At present, information is being reported on a provincial basis. This grid will prove too coarse. Metros should be reported on separately and a way found to divide the rest of the country up, possibly according to district municipalities.

The table below indicates the distribution of reported infections across provinces on 15 April. The question arises: is this a reasonable reflection of the spread of the epidemic, or are large swathes of the country terra incognita? A more refined geographical grid would throw more light on the situation.

Provincial distribution of infections (15-Apr-20)

Province	Infections	Population (thousands)	Infections (per million)
Western Cape	657	6844	96
Gauteng	930	15176	61
KwaZulu-Natal	519	11289	46
Free State	97	2887	34
Eastern Cape	199	6712	30
Northern Cape	16	1264	13
North West	23	4027	6
Mpumalanga	22	4592	5
Limpopo	25	5983	4
Unallocated	18
Total	2506	58774	43

Conclusion: detective work, hypothesis testing and model confrontation

Formal statistical hypothesis testing can only be used on data from a properly constructed sample, in which design probabilities are known. However, the information we have, and may have in the short run, is not collected on this basis. So, for now, assessment must be based on detective work and relevant epidemiological understanding.

Models of the epidemic have been built round the world and in South Africa. There are limits to models: experience with COVID-19 is limited, models of country epidemics do not always say the same thing, and even short-term projections can prove way off the mark. Models are best used to bring data into a rational relationship, in the process exposing gaps in knowledge. They should be confronted with one another as part of a critical and constructive process to strengthen insights. In particular, the models being used by government should be exposed to scrutiny.

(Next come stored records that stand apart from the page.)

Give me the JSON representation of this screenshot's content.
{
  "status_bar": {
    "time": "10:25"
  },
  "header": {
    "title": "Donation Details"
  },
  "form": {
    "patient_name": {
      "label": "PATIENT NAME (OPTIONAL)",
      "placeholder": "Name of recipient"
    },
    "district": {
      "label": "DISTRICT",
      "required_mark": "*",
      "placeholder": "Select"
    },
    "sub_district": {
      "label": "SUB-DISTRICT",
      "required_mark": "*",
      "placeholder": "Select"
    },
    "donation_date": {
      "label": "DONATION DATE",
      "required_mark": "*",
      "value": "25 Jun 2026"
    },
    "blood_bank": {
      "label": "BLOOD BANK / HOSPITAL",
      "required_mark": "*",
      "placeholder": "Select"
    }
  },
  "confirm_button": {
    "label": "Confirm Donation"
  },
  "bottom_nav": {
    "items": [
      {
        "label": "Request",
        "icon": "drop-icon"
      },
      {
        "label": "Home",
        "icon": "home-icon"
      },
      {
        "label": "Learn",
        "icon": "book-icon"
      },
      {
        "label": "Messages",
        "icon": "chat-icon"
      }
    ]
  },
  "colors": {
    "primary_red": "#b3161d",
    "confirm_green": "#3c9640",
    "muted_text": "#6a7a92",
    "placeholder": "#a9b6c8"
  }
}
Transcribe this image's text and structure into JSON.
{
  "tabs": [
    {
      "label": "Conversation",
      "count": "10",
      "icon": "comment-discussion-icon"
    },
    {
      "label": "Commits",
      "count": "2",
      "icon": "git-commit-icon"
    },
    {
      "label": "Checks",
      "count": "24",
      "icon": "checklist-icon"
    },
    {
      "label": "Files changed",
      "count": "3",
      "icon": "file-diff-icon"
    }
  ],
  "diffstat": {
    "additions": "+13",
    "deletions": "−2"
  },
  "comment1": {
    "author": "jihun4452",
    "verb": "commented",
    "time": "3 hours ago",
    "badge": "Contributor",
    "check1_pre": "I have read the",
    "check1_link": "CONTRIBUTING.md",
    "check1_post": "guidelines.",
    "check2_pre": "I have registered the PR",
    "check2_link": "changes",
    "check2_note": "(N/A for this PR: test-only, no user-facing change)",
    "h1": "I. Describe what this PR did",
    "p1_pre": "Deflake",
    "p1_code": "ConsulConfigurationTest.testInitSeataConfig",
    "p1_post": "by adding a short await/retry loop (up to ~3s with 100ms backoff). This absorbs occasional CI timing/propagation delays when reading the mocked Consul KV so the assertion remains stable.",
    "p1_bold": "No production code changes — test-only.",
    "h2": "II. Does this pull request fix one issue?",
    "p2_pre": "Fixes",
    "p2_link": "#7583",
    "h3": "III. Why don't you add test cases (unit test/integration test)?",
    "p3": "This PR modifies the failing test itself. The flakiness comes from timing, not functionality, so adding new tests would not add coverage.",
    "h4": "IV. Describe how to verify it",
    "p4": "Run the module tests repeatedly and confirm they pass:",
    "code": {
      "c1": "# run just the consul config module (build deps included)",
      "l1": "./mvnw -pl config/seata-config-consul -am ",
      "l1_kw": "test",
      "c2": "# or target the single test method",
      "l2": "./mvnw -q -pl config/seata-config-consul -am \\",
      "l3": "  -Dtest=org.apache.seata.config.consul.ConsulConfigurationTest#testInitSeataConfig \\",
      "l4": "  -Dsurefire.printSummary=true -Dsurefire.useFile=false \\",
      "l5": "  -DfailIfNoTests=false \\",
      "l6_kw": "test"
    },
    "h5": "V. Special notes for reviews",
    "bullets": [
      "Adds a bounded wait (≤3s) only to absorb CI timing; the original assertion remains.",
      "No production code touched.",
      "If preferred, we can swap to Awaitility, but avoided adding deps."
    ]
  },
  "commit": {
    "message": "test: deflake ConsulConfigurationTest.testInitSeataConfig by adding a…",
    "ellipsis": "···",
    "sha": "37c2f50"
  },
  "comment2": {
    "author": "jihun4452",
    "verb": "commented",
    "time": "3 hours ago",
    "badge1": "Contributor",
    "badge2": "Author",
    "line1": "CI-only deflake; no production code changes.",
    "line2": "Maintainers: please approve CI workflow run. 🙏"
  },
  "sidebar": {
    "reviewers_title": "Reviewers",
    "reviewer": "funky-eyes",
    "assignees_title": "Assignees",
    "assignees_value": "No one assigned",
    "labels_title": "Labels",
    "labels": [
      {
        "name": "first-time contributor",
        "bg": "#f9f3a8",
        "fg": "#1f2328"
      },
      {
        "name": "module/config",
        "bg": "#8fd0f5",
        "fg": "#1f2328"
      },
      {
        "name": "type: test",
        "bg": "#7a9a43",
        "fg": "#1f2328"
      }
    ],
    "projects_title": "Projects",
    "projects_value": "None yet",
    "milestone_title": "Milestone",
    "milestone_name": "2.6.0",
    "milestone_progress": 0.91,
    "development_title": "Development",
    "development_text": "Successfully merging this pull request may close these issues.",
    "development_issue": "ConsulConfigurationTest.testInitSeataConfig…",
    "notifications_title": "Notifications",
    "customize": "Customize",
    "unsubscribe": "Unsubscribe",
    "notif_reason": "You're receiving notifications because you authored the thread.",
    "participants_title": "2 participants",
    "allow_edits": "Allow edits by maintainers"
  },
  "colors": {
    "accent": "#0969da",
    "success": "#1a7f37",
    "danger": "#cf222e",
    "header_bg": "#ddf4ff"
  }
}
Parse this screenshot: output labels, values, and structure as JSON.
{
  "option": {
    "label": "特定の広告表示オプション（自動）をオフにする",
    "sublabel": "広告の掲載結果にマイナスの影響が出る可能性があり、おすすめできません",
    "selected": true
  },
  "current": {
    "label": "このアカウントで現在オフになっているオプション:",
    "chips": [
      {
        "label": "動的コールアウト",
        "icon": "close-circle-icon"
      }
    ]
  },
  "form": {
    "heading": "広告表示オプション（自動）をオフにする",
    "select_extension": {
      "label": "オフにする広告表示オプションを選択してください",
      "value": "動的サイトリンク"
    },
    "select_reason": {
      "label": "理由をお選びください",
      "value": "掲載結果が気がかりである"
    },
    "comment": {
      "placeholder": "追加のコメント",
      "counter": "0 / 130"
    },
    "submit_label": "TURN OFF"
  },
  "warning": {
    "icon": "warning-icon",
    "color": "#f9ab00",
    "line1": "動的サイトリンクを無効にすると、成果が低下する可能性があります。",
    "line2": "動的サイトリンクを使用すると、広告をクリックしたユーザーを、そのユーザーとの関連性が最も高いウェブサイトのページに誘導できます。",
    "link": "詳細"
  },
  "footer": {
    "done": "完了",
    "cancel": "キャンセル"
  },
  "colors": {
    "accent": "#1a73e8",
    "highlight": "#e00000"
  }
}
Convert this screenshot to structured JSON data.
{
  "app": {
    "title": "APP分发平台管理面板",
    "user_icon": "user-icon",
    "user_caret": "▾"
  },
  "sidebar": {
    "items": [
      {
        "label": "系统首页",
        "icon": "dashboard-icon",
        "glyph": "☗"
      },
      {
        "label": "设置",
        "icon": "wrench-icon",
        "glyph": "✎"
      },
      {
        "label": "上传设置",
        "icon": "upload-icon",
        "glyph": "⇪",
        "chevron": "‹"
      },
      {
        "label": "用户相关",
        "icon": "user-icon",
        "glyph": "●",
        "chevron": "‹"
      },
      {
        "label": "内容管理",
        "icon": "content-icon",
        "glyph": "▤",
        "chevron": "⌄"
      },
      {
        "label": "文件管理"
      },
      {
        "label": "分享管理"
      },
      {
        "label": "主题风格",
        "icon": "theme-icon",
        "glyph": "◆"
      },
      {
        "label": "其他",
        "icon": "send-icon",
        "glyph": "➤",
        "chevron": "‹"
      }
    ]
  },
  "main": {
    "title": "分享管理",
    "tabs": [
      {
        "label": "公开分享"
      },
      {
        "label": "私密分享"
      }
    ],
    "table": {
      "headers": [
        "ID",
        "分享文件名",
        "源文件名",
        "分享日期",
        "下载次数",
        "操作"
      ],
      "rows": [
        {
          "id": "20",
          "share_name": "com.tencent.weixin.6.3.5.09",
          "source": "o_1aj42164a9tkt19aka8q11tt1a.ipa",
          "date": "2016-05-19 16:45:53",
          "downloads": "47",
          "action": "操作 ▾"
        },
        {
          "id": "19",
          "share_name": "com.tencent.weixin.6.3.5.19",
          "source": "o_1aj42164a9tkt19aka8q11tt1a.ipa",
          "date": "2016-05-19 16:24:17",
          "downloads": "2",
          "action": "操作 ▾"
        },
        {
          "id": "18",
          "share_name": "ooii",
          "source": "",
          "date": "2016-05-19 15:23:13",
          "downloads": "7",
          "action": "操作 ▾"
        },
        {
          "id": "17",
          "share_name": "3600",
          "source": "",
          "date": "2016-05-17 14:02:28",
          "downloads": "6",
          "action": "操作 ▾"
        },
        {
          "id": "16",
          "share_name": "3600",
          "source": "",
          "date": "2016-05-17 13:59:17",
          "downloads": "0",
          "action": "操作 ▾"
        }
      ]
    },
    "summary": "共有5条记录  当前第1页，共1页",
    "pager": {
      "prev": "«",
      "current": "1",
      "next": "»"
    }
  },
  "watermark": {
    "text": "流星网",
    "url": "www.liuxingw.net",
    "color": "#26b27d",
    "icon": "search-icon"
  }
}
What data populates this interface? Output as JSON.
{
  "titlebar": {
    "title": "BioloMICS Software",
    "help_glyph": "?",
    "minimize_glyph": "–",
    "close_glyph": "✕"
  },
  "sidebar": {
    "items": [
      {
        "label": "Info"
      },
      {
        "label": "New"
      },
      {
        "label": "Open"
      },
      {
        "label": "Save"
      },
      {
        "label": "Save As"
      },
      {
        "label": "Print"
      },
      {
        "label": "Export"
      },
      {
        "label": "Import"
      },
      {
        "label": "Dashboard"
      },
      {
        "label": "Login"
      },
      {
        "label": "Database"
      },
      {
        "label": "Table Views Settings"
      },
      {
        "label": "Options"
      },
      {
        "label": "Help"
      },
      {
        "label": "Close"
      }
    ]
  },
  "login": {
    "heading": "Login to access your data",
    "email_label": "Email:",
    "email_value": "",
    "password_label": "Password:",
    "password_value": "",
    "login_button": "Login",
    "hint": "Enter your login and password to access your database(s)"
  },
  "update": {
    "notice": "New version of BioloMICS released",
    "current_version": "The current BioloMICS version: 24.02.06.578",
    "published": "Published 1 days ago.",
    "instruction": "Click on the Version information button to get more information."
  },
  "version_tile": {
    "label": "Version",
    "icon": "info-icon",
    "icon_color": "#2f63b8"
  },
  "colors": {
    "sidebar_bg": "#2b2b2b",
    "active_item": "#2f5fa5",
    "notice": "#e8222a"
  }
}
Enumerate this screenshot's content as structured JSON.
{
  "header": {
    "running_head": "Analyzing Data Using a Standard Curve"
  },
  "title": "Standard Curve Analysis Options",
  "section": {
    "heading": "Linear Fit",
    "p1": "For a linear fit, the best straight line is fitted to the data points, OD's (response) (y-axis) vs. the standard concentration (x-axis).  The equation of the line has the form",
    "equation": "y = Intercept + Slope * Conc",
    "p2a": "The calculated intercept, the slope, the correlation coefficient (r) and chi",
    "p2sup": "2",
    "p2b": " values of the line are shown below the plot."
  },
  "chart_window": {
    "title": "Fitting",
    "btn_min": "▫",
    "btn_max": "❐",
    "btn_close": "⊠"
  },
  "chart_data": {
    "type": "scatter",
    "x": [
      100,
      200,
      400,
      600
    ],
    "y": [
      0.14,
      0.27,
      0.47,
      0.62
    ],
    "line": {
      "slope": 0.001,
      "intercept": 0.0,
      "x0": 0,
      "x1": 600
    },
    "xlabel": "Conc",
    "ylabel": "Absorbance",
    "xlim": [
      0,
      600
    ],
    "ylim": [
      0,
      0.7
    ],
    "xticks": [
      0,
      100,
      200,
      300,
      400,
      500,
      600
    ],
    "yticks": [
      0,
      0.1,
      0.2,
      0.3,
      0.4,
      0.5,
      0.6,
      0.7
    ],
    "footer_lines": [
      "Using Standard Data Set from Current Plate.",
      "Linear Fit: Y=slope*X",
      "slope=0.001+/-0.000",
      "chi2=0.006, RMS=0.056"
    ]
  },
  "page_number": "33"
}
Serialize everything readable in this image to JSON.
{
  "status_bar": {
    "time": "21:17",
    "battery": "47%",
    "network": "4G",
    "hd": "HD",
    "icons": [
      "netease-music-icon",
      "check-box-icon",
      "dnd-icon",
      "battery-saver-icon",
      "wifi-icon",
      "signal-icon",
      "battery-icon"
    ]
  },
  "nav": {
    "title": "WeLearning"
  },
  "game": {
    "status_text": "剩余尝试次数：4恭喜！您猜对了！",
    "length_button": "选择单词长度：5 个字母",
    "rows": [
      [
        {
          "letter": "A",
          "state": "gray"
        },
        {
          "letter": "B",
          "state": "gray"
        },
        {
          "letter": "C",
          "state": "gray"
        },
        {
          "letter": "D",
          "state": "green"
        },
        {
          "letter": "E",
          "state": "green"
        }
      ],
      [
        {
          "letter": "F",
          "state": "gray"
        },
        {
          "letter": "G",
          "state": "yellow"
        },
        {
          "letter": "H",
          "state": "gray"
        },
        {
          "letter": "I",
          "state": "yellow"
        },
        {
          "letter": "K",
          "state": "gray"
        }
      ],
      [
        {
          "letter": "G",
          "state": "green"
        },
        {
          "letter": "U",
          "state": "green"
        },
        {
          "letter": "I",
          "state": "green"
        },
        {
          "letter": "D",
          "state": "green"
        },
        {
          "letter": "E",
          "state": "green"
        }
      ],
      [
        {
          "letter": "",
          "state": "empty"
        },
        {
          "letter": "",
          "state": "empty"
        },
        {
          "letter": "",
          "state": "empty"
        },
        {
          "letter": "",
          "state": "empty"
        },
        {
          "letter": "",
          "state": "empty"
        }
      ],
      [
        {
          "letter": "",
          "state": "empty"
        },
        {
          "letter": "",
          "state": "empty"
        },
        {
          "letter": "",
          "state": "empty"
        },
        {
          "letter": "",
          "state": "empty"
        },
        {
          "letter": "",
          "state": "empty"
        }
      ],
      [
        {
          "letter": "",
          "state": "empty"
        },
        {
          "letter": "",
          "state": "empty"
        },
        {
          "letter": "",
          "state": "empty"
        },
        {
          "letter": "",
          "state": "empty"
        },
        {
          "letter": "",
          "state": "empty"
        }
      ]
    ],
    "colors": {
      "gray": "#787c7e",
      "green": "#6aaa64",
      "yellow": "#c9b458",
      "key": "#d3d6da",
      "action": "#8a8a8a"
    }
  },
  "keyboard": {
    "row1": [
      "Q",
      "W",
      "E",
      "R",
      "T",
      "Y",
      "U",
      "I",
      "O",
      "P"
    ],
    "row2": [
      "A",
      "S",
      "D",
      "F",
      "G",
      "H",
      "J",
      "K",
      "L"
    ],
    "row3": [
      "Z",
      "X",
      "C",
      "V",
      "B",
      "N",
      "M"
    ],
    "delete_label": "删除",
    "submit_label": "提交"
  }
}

The government is almost certainly right that the worst of the epidemic is yet to come, and it is probable that the lockdown has flattened the curve somewhat. But the question on everyone’s mind is how the epidemic will evolve and how developments will shape the policy options we have. Data dissemination is essential for informed policy debate.

Charles Simkins
Head of Research
charles@hsf.org.za

Annexure

Publicly released COVID-19 data

		Cumulative infections detected	Deaths		Recoveries	Tests
		Cumulative infections detected	new	cumulative	Recoveries	Total	Private laboratories	Public laboratories
March	17	85
	18	116
	19	150
	20	202
	21	240
	22	274
	23	402				12815	10803	2012
	24	554
	25	709
	26	927
	27	1170				28537
	28	1187
	29	1280	1	2
	30	1307
	31	1353	2	5
April	1	1380
	2	1462		5
	3	1505	2	7
	4	1585		9		53937
	5	1655	2	11		56783
	6	1686	1	12		58098
	7	1749
	8	1845				63776
	9	1934
	10	2003		24	410	73028
	11	2028	1	25		75053
	12	2173				80085	*	*
	13	2272
	14	2415				87022
	15	2506	7			90515

* On 12 April, it was reported that, of 5032 tests conducted in the past day, 3192 were done in public laboratories

[1] An example of such a data base is the Johns Hopkins University COVID-19 dashboard, widely used to follow the spread of the epidemic across the world.